LA MONTAÑA RUSA.
Hace muchos años, en Miami, fui a ver la montaña rusa. Me sorprendió que estaba realizada en madera, teniendo unas dimensiones monstruosas. Por aquel tiempo, era de las más grandes del mundo. Compré una hamburguesa y una Coca-Cola de esas en vaso gigante y con tanto hielo que temía se me congelaran las tripas. Eran las doce de la mañana, y me senté a tomar el refrigerio mientras observaba detenidamente la montaña. Mientras miraba como los vagones realizaban el recorrido, se me ocurrió realizar una analogía con mi vida, y quizá con la de la mayoría de las personas.
Comenzaba por un accenso lento y entretenido, en que los viajeros se dedicaban a mirar el paisaje, lo cual hacemos cualquiera de nosotros en esos momentos ralentizados de nuestras vidas. Se detenía en la primera cúspide, momento en que los participantes observaban la extraordinaria vista, y esto era generalizado, más o menos lo que hacemos en nuestra vida cotidiana cuando no tenemos nada que nos apremie accenso o apresure. Al comenzar la bajada rápida, la mayoría se agarraba a la barra de seguridad (nosotros nos apretamos el cinturón), otros iban de sobrados levantando las manos (como hacemos con desenfado en ocasiones), y los menos, aunque agarrados a la barra, observaban el entorno (cosa que muchos olvidamos en los momentos de apuro), siguió rodando la vagoneta, y al llegar al primer valle lo pasó rápidamente, la inercia la empujaba para subir la siguiente cuesta y facilitar a los motores de tracción su trabajo con un menor esfuerzo (muchos hacemos lo mismo en nuestras vidas aprovechando el impulso, y nos olvidamos de lo que nos rodea. Otros se detienen en el valle y precisan un mayor esfuerzo para remontar la cuesta, por lo cual deben dedicar toda su atención a impulsar desde cero la subida. Existían otros, que habían comprendido que el vagón les subiría y observaban con atención todo en su rededor). Esto se repitió en las diversas ocasiones de subidas y bajadas, con quiebros a un lado u a otro. Y curiosamente también en los lazos en que los vehículos y sus pasajeros se encuentran cabeza abajo.
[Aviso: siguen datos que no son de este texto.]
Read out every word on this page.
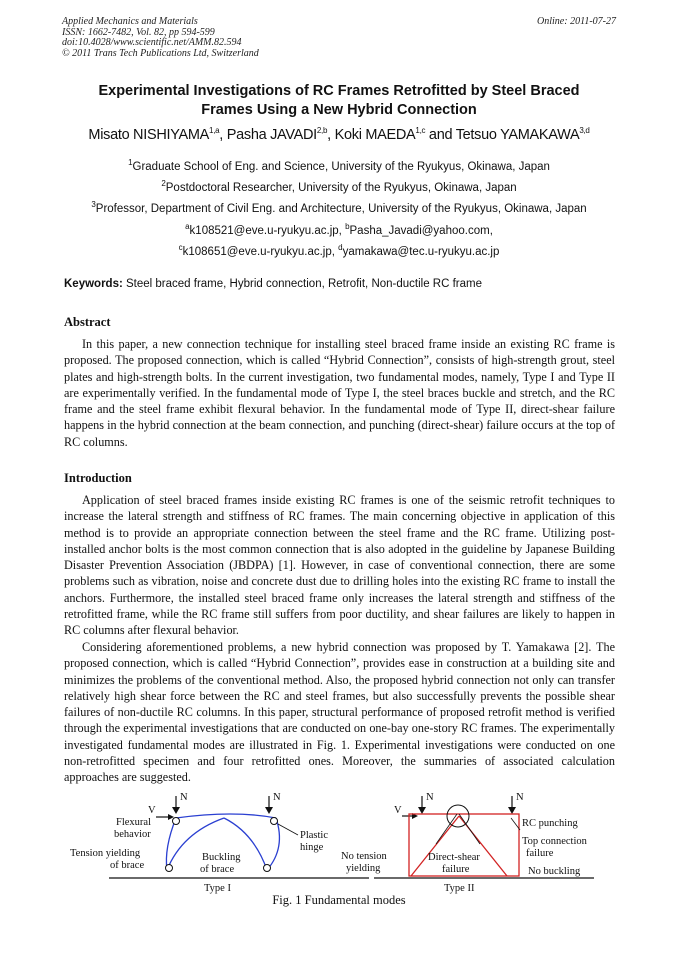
Applied Mechanics and Materials
ISSN: 1662-7482, Vol. 82, pp 594-599
doi:10.4028/www.scientific.net/AMM.82.594
© 2011 Trans Tech Publications Ltd, Switzerland
Online: 2011-07-27
Experimental Investigations of RC Frames Retrofitted by Steel Braced
Frames Using a New Hybrid Connection
Misato NISHIYAMA$^{1,a}$, Pasha JAVADI$^{2,b}$, Koki MAEDA$^{1,c}$ and Tetsuo YAMAKAWA$^{3,d}$
$^1$Graduate School of Eng. and Science, University of the Ryukyus, Okinawa, Japan
$^2$Postdoctoral Researcher, University of the Ryukyus, Okinawa, Japan
$^3$Professor, Department of Civil Eng. and Architecture, University of the Ryukyus, Okinawa, Japan
$^a$k108521@eve.u-ryukyu.ac.jp, $^b$Pasha_Javadi@yahoo.com,
$^c$k108651@eve.u-ryukyu.ac.jp, $^d$yamakawa@tec.u-ryukyu.ac.jp
Keywords: Steel braced frame, Hybrid connection, Retrofit, Non-ductile RC frame
Abstract

In this paper, a new connection technique for installing steel braced frame inside an existing RC frame is proposed. The proposed connection, which is called “Hybrid Connection”, consists of high-strength grout, steel plates and high-strength bolts. In the current investigation, two fundamental modes, namely, Type I and Type II are experimentally verified. In the fundamental mode of Type I, the steel braces buckle and stretch, and the RC frame and the steel frame exhibit flexural behavior. In the fundamental mode of Type II, direct-shear failure happens in the hybrid connection at the beam connection, and punching (direct-shear) failure occurs at the top of RC columns.

Introduction

Application of steel braced frames inside existing RC frames is one of the seismic retrofit techniques to increase the lateral strength and stiffness of RC frames. The main concerning objective in application of this method is to provide an appropriate connection between the steel frame and the RC frame. Utilizing post-installed anchor bolts is the most common connection that is also adopted in the guideline by Japanese Building Disaster Prevention Association (JBDPA) [1]. However, in case of conventional connection, there are some problems such as vibration, noise and concrete dust due to drilling holes into the existing RC frame to install the anchors. Furthermore, the installed steel braced frame only increases the lateral strength and stiffness of the retrofitted frame, while the RC frame still suffers from poor ductility, and shear failures are likely to happen in RC columns after flexural behavior.

Considering aforementioned problems, a new hybrid connection was proposed by T. Yamakawa [2]. The proposed connection, which is called “Hybrid Connection”, provides ease in construction at a building site and minimizes the problems of the conventional method. Also, the proposed hybrid connection not only can transfer relatively high shear force between the RC and steel frames, but also successfully prevents the possible shear failures of non-ductile RC columns. In this paper, structural performance of proposed retrofit method is verified through the experimental investigations that are conducted on one-bay one-story RC frames. The experimentally investigated fundamental modes are illustrated in Fig. 1. Experimental investigations were conducted on one non-retrofitted specimen and four retrofitted ones. Moreover, the summaries of associated calculation approaches are suggested.

N	N
V
Flexural
behavior
Tension yielding
of brace
Buckling
of brace
Plastic
hinge
Type I
N	N
V
RC punching
Top connection
failure
No buckling
No tension
yielding
Direct-shear
failure
Type II
Fig. 1 Fundamental modes
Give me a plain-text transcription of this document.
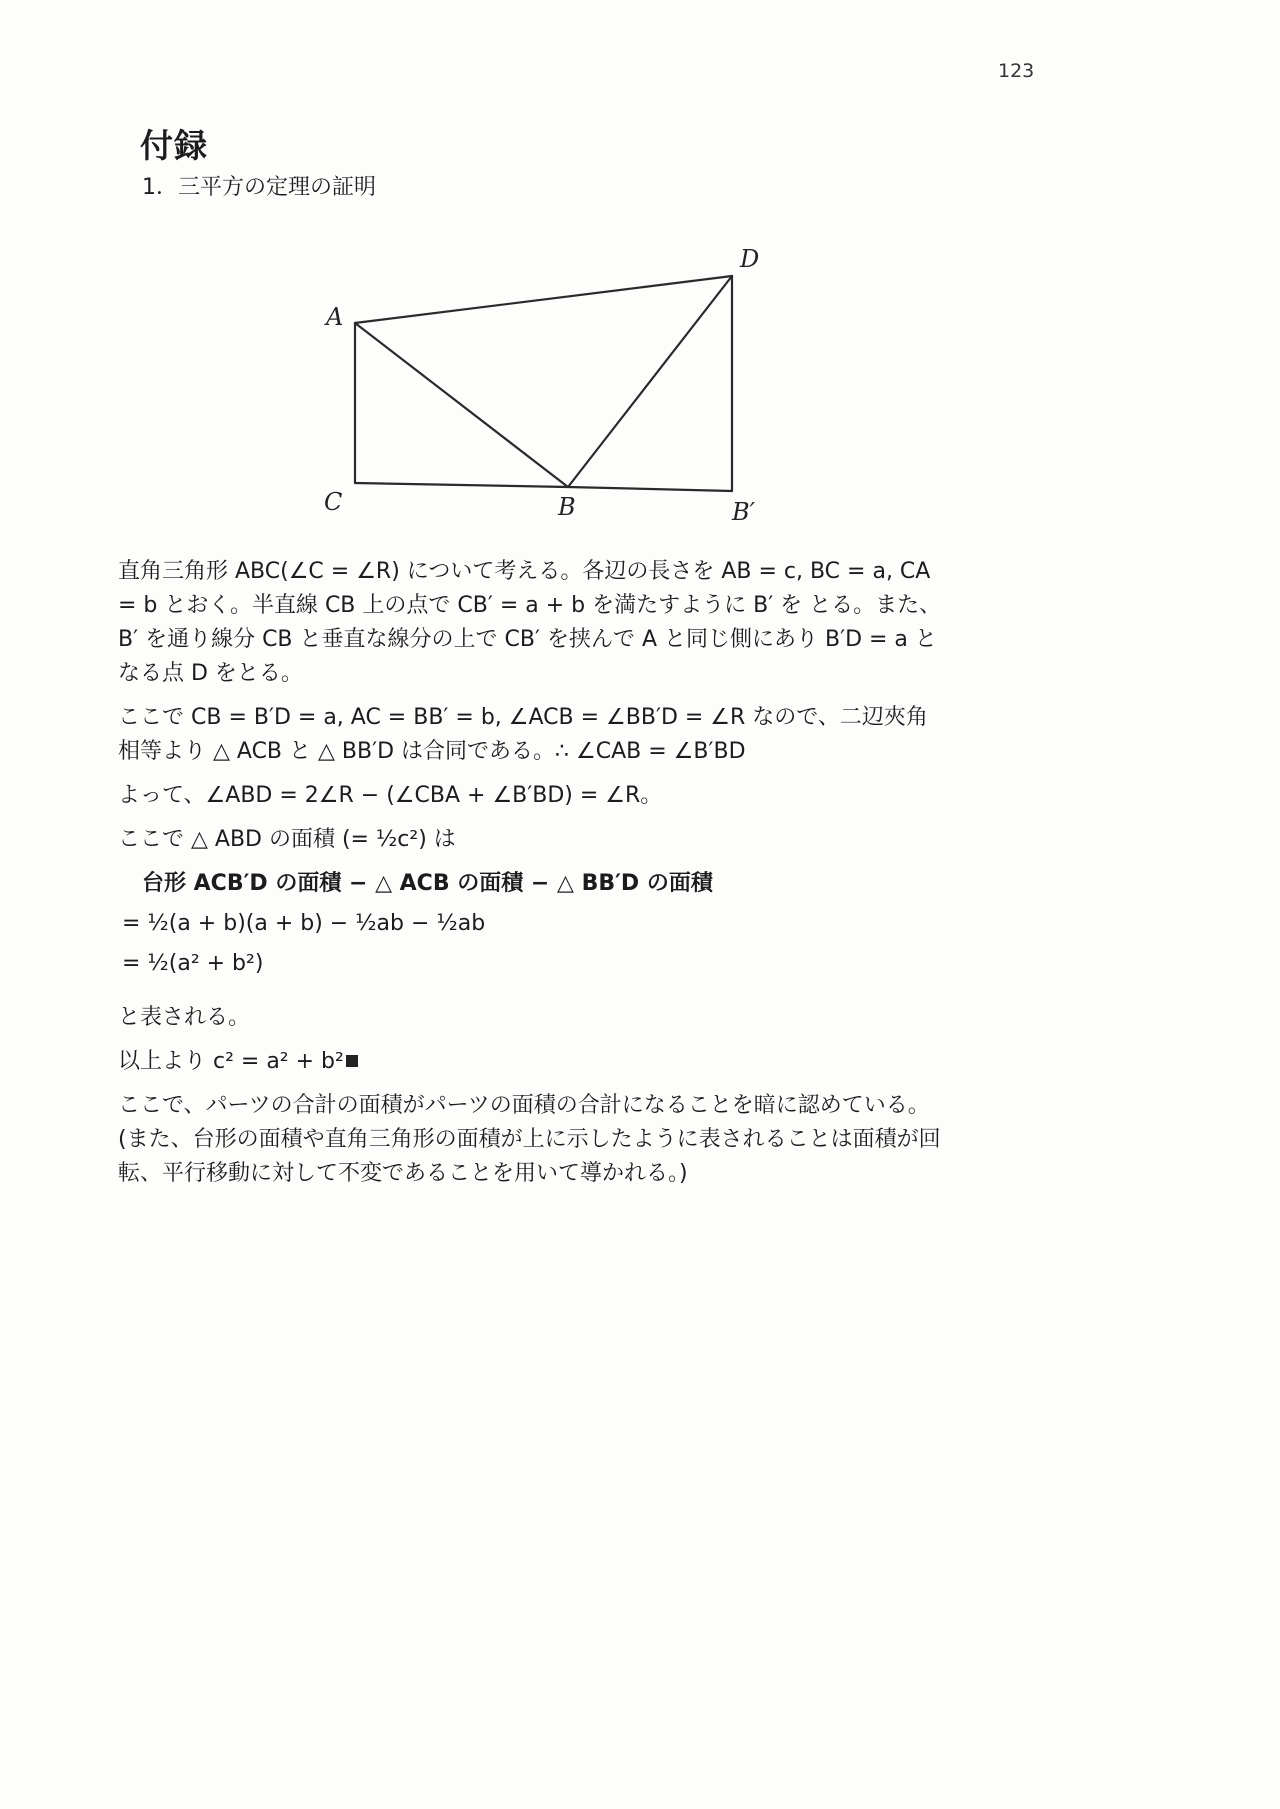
123
付録
1．三平方の定理の証明
D
A
C	B	B′

直角三角形 ABC(∠C = ∠R) について考える。各辺の長さを AB = c, BC = a, CA = b とおく。半直線 CB 上の点で CB′ = a + b を満たすように B′ を とる。また、B′ を通り線分 CB と垂直な線分の上で CB′ を挟んで A と同じ側にあり B′D = a となる点 D をとる。

ここで CB = B′D = a, AC = BB′ = b, ∠ACB = ∠BB′D = ∠R なので、二辺夾角相等より △ ACB と △ BB′D は合同である。∴ ∠CAB = ∠B′BD

よって、∠ABD = 2∠R − (∠CBA + ∠B′BD) = ∠R。

ここで △ ABD の面積 (= ½c²) は

台形 ACB′D の面積 − △ ACB の面積 − △ BB′D の面積

= ½(a + b)(a + b) − ½ab − ½ab

= ½(a² + b²)

と表される。

以上より c² = a² + b²

ここで、パーツの合計の面積がパーツの面積の合計になることを暗に認めている。(また、台形の面積や直角三角形の面積が上に示したように表されることは面積が回転、平行移動に対して不変であることを用いて導かれる。)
Opté por montarme, no sin cierta “congoja” ya que tenía las mencionadas en la garganta, pues nunca me había montado en una montaña de esas dimensiones. Reflexioné, y llegué a la conclusión que la vagoneta, igual que la vida me llevaría sin que yo intentara forzarla. Había tomado la decisión de viajar (vivir la aventura) y confiado en los cálculos de las instalaciones y la experiencia de largos años de uso. Así que me propuse observarlo todo, disfrutar lo bueno y lo malo en sus contextos, seguir el camino destinando solo los esfuerzos que fueran necesarios. Lo hice y disfruté, a veces con solaz, otras con tensiones, otras con sonrisas o lágrimas y así he recorrido una montaña rusa larga, muy larga, de más de 70 años.